In the context of the annual PEI report, where payroll performance is benchmarked and tracked at global, regional and national levels, these KPIs also had to change to keep insights relevant and reflect these technological advances.
CloudPay’s response: Real-time KPI evolution
The PEI report routinely features five advanced payroll KPIs. In the recently released 2025 edition (which covers data collected throughout 2024), two of these indicators have been evolved:
- Data input issues (DII): previously, this metric covered the proportion of payroll issues caused by data input out of all issues; now, it tracks the average number of data-related issues per payslip. This change reflects the move towards real-time automated payroll data capture and instant reporting, where issues can be identified and assessed at a more granular level on individual payslips.
- Issues per 1000 payslips (I/1000): the measurement of this metric remains the same – what’s changed is the use of automated reporting systems to detect issues in real time rather than through post-process analysis. As this has fundamentally changed the accuracy and actionability of the data, it means that the ‘new’ results can’t be fairly compared to the ‘old’ ones from previous years.
These changes are the result of CloudPay’s enhanced automated systems, and highlight some emerging priorities for the global payroll industry as a whole. It has become essential to measure payroll metrics in real-time, at a granular level that goes beyond simple error rates, and to use automation to enable greater transparency and control.

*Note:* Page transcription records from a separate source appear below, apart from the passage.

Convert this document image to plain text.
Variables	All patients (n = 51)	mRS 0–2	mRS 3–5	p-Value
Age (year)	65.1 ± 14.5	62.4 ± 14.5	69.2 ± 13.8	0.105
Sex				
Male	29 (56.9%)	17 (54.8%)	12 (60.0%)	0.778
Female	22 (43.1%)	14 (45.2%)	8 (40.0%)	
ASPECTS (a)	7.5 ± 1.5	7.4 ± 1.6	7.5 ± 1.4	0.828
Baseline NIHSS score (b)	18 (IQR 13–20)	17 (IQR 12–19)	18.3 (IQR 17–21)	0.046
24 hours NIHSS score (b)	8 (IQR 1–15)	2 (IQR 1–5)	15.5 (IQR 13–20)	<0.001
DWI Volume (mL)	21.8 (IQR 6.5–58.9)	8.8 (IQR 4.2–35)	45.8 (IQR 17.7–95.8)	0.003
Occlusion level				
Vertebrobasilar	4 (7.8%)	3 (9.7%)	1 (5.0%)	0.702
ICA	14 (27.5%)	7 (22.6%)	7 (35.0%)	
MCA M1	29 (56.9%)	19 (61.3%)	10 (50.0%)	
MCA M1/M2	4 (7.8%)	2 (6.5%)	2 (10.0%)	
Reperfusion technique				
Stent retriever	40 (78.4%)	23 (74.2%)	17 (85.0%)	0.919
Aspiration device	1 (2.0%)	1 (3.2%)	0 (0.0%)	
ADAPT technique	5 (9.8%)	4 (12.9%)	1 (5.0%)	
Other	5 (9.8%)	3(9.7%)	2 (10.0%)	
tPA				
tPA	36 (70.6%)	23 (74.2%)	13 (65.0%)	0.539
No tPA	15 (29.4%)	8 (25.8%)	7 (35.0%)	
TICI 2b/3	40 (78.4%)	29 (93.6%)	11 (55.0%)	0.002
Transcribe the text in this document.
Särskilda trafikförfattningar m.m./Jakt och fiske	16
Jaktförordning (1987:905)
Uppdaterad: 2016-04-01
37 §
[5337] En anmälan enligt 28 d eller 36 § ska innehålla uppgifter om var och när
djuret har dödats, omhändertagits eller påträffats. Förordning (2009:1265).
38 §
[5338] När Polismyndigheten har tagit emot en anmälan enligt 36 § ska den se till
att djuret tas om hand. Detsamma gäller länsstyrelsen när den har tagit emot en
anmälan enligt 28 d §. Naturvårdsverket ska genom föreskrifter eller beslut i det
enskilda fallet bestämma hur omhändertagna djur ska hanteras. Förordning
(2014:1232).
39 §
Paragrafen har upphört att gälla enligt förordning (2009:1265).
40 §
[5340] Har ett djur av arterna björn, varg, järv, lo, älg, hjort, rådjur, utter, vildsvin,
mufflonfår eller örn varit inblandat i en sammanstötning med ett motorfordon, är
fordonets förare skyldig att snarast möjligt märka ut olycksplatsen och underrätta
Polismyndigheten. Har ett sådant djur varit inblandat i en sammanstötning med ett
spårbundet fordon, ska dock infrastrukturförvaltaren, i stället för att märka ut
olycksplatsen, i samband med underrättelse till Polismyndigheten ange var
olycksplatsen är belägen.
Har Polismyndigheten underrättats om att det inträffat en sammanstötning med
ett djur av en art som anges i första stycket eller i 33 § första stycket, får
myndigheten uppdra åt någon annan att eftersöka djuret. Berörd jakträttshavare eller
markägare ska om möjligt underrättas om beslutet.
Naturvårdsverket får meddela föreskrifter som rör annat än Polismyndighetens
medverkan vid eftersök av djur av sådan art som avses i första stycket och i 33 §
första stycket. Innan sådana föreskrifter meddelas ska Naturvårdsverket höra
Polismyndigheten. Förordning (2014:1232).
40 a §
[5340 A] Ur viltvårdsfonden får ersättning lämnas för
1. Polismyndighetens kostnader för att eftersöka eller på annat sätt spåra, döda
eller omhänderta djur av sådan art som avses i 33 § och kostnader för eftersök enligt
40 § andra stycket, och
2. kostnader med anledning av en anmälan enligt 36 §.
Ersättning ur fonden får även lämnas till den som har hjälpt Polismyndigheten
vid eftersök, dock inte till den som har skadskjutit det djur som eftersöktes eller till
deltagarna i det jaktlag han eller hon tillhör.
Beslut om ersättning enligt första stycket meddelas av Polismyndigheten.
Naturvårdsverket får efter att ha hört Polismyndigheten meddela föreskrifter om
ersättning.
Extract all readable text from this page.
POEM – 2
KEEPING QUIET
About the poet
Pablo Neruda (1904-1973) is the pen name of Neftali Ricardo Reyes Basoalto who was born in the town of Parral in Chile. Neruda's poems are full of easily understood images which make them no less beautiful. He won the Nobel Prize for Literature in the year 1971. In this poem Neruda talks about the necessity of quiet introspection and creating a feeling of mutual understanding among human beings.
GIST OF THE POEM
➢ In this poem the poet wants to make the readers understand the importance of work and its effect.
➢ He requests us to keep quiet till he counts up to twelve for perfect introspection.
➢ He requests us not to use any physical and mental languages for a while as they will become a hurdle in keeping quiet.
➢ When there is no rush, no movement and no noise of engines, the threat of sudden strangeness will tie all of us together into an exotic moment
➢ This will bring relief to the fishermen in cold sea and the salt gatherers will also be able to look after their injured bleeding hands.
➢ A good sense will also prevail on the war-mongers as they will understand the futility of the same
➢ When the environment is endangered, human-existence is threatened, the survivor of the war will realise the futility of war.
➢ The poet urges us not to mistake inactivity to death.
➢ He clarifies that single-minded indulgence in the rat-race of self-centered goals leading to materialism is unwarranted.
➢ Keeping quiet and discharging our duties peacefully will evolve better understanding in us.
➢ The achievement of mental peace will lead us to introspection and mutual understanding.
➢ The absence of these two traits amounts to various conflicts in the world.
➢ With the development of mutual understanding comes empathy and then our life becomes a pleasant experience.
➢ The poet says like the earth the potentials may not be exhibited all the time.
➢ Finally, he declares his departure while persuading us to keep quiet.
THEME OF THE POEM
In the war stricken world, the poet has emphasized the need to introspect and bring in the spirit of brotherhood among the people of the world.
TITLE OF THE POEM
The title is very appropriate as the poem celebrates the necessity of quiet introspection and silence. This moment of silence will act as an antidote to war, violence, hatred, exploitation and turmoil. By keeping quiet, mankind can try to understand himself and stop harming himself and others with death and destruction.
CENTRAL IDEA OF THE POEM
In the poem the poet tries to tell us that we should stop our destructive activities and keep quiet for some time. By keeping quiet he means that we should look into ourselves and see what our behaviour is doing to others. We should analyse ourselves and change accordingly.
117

The results from the report, including the evolved KPIs, bear this out. While payroll efficiency improved across the board, the global rate of first-time approvals (FTA) actually declined. This is thanks to automation freeing up more time for payroll professionals to validate and check payrolls before they’re submitted, spot issues for remediation at a much earlier stage than before, and navigate the increasingly complex global compliance landscape.
The technology behind the transformation
The introduction of real-time data capture and remediation, combined with CloudPay’s comprehensive suite of automation capabilities, have led to major changes in the flow of a payroll cycle. Four key areas have been particularly affected:
- Implementation: self-onboarding capabilities that have reduced manual set-up and admin
- Validation: automated data importing, pre-process validations and anomaly detection all help catch issues before they have a chance to affect payroll runs
- Processing: smoother, faster processing for every payroll run, supported by auto-approval systems, payroll lock and close automation, bulk payslip generation, and intelligent PDF splitting
- Insights: greater information from payroll, powered by enhanced dashboard capabilities, beta trials of payment dashboards, and AI-powered analytics
All these have combined to make payroll management a more fluid process of constant operation, that isn’t completely fixed to a set cycle each week or month. This means more sophisticated, real-time measurement of performance can deliver greater insight than traditional end-of-cycle reporting while reducing human error through automation.